When the ends justify the means


Many NGOs receive funds from foreign countries but not all are equally transparent about it.

Tunku ‘Abidin Muhriz (The Star)

AEROPLANE passengers who enjoy the interactive maps on flights to KLIA will notice a curious settlement east of Sepang: Kampung LBJ in Negri Sembilan.

It was named after the President of the United States Lyndon Baines Johnson when he visited in 1966 (it remains the only town in Malaysia apart from Kuala Lumpur that has ever hosted a US President, and you can find footage of this visit by going to criticalpast.com and searching for “Lyndon Johnson Malaysia”).

Although the Malayan Emergency was officially over, the Cold War was still very much ongoing elsewhere in the world.

Diplomatic showcases such as this reminded the world that newly-established Malaysia under the leadership of Tunku Abdul Rahman Putra was resolutely pro-democratic and unashamedly anti-Communist.

Of course, we would not have triumphed over the Communists if not for the enormous contributions – military and aid – that we received from our British and other Commonwealth allies.

And as our national focus moved from ensuring stability to development, our Government continued to receive funding from friendly countries and entered numerous bilateral partnerships to upgrade our infrastructure: this in addition to increasingly stable foreign direct investment of course.

Let us be clear: foreign funds were something the Malaysian Government actively sought, obtained, and celebrated, and there is no doubt that these funds formed a vital ingredient in our post-independence success.

Today, through our memberships of multiple international organisations, foreign funds continue to enter our country.

Still, some people’s attitude towards foreign funding in Malaysia has been less enthusiastic, particularly where the recipients are non-governmental organisations they do not like.

The fact is that NGOs in democracies all over the world routinely accept and disburse funds to further the causes that they support.

In Malaysia, there are charities that have been accepting overseas donations for some time (like the Malaysian AIDS Council), and service organisations like Rotary International and the Lions Club which are headquartered in the USA have operated here openly for decades.

However, many recent entrants into Malaysian civil society have been far more vocal on policy and political matters than their predecessors. Since there is still scepticism and ignorance about the role played by think tanks and independent research institutes in a healthy democracy, the accusation that they are “foreign agents” is an easy one for critics to make.

There are many reasons why such accusations should be dismissed, prime amongst them that so many values are universal, shared by people across the world who will no doubt reach out to friends in other countries, just as Malaya did in fighting communism.

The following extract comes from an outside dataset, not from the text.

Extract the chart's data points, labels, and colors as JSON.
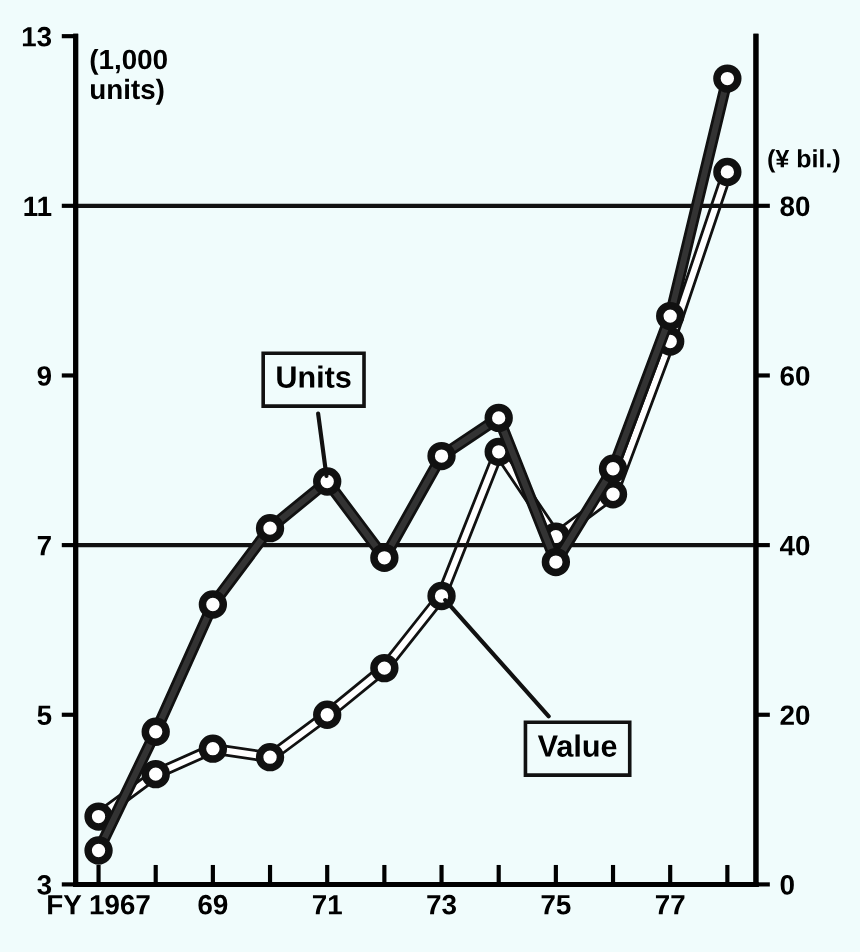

Indeed, our Federal Constitution adapted much from the British experience of parliamentary democracy, though of course modified to suit our own historical circumstances.

All of the major religions practised by Malaysians originated in “foreign” lands, and let us remember that virtually the entire social, political and economic structure of Negri Sembilan was, to begin with, “foreign”: the Minangkabau immigrants who came from Sumatra brought with them their adat, institutions and wealth to a peninsula where Adat Temenggong had hitherto enjoyed a monopoly, and yet these settlers continued to receive resources (and invited monarchs) from the motherland until the Anglo-Dutch Treaty of 1824.

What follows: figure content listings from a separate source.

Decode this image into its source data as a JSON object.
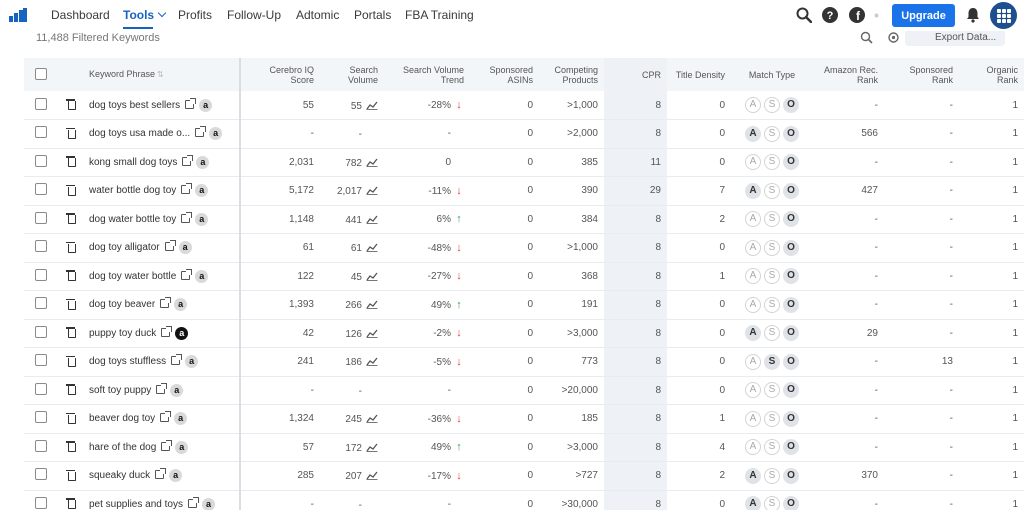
{
  "nav": {
    "items": [
      {
        "label": "Dashboard",
        "active": false
      },
      {
        "label": "Tools",
        "active": true,
        "dropdown": true
      },
      {
        "label": "Profits",
        "active": false
      },
      {
        "label": "Follow-Up",
        "active": false
      },
      {
        "label": "Adtomic",
        "active": false
      },
      {
        "label": "Portals",
        "active": false
      },
      {
        "label": "FBA Training",
        "active": false
      }
    ],
    "upgrade_label": "Upgrade",
    "accent_color": "#1a73e8"
  },
  "toolbar": {
    "filtered_count": "11,488 Filtered Keywords",
    "export_label": "Export Data..."
  },
  "table": {
    "headers": {
      "keyword": "Keyword Phrase",
      "iq_score": "Cerebro IQ Score",
      "search_volume": "Search Volume",
      "volume_trend": "Search Volume Trend",
      "sponsored_asins": "Sponsored ASINs",
      "competing": "Competing Products",
      "cpr": "CPR",
      "title_density": "Title Density",
      "match_type": "Match Type",
      "amazon_rank": "Amazon Rec. Rank",
      "sponsored_rank": "Sponsored Rank",
      "organic_rank": "Organic Rank"
    },
    "rows": [
      {
        "keyword": "dog toys best sellers",
        "amz_dark": false,
        "iq": "55",
        "volume": "55",
        "trend": "-28%",
        "trend_dir": "down",
        "sponsored": "0",
        "competing": ">1,000",
        "cpr": "8",
        "title_density": "0",
        "match": [
          "",
          "",
          "O"
        ],
        "amazon_rank": "-",
        "sponsored_rank": "-",
        "organic_rank": "1"
      },
      {
        "keyword": "dog toys usa made o...",
        "amz_dark": false,
        "iq": "-",
        "volume": "-",
        "trend": "-",
        "trend_dir": "",
        "sponsored": "0",
        "competing": ">2,000",
        "cpr": "8",
        "title_density": "0",
        "match": [
          "A",
          "",
          "O"
        ],
        "amazon_rank": "566",
        "sponsored_rank": "-",
        "organic_rank": "1"
      },
      {
        "keyword": "kong small dog toys",
        "amz_dark": false,
        "iq": "2,031",
        "volume": "782",
        "trend": "0",
        "trend_dir": "",
        "sponsored": "0",
        "competing": "385",
        "cpr": "11",
        "title_density": "0",
        "match": [
          "",
          "",
          "O"
        ],
        "amazon_rank": "-",
        "sponsored_rank": "-",
        "organic_rank": "1"
      },
      {
        "keyword": "water bottle dog toy",
        "amz_dark": false,
        "iq": "5,172",
        "volume": "2,017",
        "trend": "-11%",
        "trend_dir": "down",
        "sponsored": "0",
        "competing": "390",
        "cpr": "29",
        "title_density": "7",
        "match": [
          "A",
          "",
          "O"
        ],
        "amazon_rank": "427",
        "sponsored_rank": "-",
        "organic_rank": "1"
      },
      {
        "keyword": "dog water bottle toy",
        "amz_dark": false,
        "iq": "1,148",
        "volume": "441",
        "trend": "6%",
        "trend_dir": "up",
        "sponsored": "0",
        "competing": "384",
        "cpr": "8",
        "title_density": "2",
        "match": [
          "",
          "",
          "O"
        ],
        "amazon_rank": "-",
        "sponsored_rank": "-",
        "organic_rank": "1"
      },
      {
        "keyword": "dog toy alligator",
        "amz_dark": false,
        "iq": "61",
        "volume": "61",
        "trend": "-48%",
        "trend_dir": "down",
        "sponsored": "0",
        "competing": ">1,000",
        "cpr": "8",
        "title_density": "0",
        "match": [
          "",
          "",
          "O"
        ],
        "amazon_rank": "-",
        "sponsored_rank": "-",
        "organic_rank": "1"
      },
      {
        "keyword": "dog toy water bottle",
        "amz_dark": false,
        "iq": "122",
        "volume": "45",
        "trend": "-27%",
        "trend_dir": "down",
        "sponsored": "0",
        "competing": "368",
        "cpr": "8",
        "title_density": "1",
        "match": [
          "",
          "",
          "O"
        ],
        "amazon_rank": "-",
        "sponsored_rank": "-",
        "organic_rank": "1"
      },
      {
        "keyword": "dog toy beaver",
        "amz_dark": false,
        "iq": "1,393",
        "volume": "266",
        "trend": "49%",
        "trend_dir": "up",
        "sponsored": "0",
        "competing": "191",
        "cpr": "8",
        "title_density": "0",
        "match": [
          "",
          "",
          "O"
        ],
        "amazon_rank": "-",
        "sponsored_rank": "-",
        "organic_rank": "1"
      },
      {
        "keyword": "puppy toy duck",
        "amz_dark": true,
        "iq": "42",
        "volume": "126",
        "trend": "-2%",
        "trend_dir": "down",
        "sponsored": "0",
        "competing": ">3,000",
        "cpr": "8",
        "title_density": "0",
        "match": [
          "A",
          "",
          "O"
        ],
        "amazon_rank": "29",
        "sponsored_rank": "-",
        "organic_rank": "1"
      },
      {
        "keyword": "dog toys stuffless",
        "amz_dark": false,
        "iq": "241",
        "volume": "186",
        "trend": "-5%",
        "trend_dir": "down",
        "sponsored": "0",
        "competing": "773",
        "cpr": "8",
        "title_density": "0",
        "match": [
          "",
          "S",
          "O"
        ],
        "amazon_rank": "-",
        "sponsored_rank": "13",
        "organic_rank": "1"
      },
      {
        "keyword": "soft toy puppy",
        "amz_dark": false,
        "iq": "-",
        "volume": "-",
        "trend": "-",
        "trend_dir": "",
        "sponsored": "0",
        "competing": ">20,000",
        "cpr": "8",
        "title_density": "0",
        "match": [
          "",
          "",
          "O"
        ],
        "amazon_rank": "-",
        "sponsored_rank": "-",
        "organic_rank": "1"
      },
      {
        "keyword": "beaver dog toy",
        "amz_dark": false,
        "iq": "1,324",
        "volume": "245",
        "trend": "-36%",
        "trend_dir": "down",
        "sponsored": "0",
        "competing": "185",
        "cpr": "8",
        "title_density": "1",
        "match": [
          "",
          "",
          "O"
        ],
        "amazon_rank": "-",
        "sponsored_rank": "-",
        "organic_rank": "1"
      },
      {
        "keyword": "hare of the dog",
        "amz_dark": false,
        "iq": "57",
        "volume": "172",
        "trend": "49%",
        "trend_dir": "up",
        "sponsored": "0",
        "competing": ">3,000",
        "cpr": "8",
        "title_density": "4",
        "match": [
          "",
          "",
          "O"
        ],
        "amazon_rank": "-",
        "sponsored_rank": "-",
        "organic_rank": "1"
      },
      {
        "keyword": "squeaky duck",
        "amz_dark": false,
        "iq": "285",
        "volume": "207",
        "trend": "-17%",
        "trend_dir": "down",
        "sponsored": "0",
        "competing": ">727",
        "cpr": "8",
        "title_density": "2",
        "match": [
          "A",
          "",
          "O"
        ],
        "amazon_rank": "370",
        "sponsored_rank": "-",
        "organic_rank": "1"
      },
      {
        "keyword": "pet supplies and toys",
        "amz_dark": false,
        "iq": "-",
        "volume": "-",
        "trend": "-",
        "trend_dir": "",
        "sponsored": "0",
        "competing": ">30,000",
        "cpr": "8",
        "title_density": "0",
        "match": [
          "A",
          "",
          "O"
        ],
        "amazon_rank": "-",
        "sponsored_rank": "-",
        "organic_rank": "1"
      }
    ]
  }
}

Today, many NGOs undeniably receive funds from foreign countries, but not all are equally transparent about it.

I’m proud to say that we at IDEAS have been open and honest about our funding from the beginning. Since our inception we have received funds or collaborated with organisations from Britain, Indonesia, Singapore, Hong Kong, India, Turkey, Morocco, China, France, Germany, the United States and Nigeria.

Furthermore, we ourselves have funded activities for students in Indonesia.

Nonetheless, we have also worked with the Prime Minister’s Department, government ministries, parliamentary and statutory bodies and political parties that did not feel that our relationships with foreigners compromised our patriotism and adherence to the vision of Bapa Kemerdekaan.

It is entirely fair for the rakyat to judge NGOs based on the activities that they run, the company they keep and the funding that they receive.

But the prerequisite for all of this is transparency and a free media, and that is where I believe the focus should be, rather than singling out any particular NGO, which is probably just as patriotic and committed to our national institutions (though not necessarily their office bearers) as most other participants in Malaysian civil society, even if some of their principles and methods may differ from ours.

> Tunku ’Abidin Muhriz is president of IDEAS.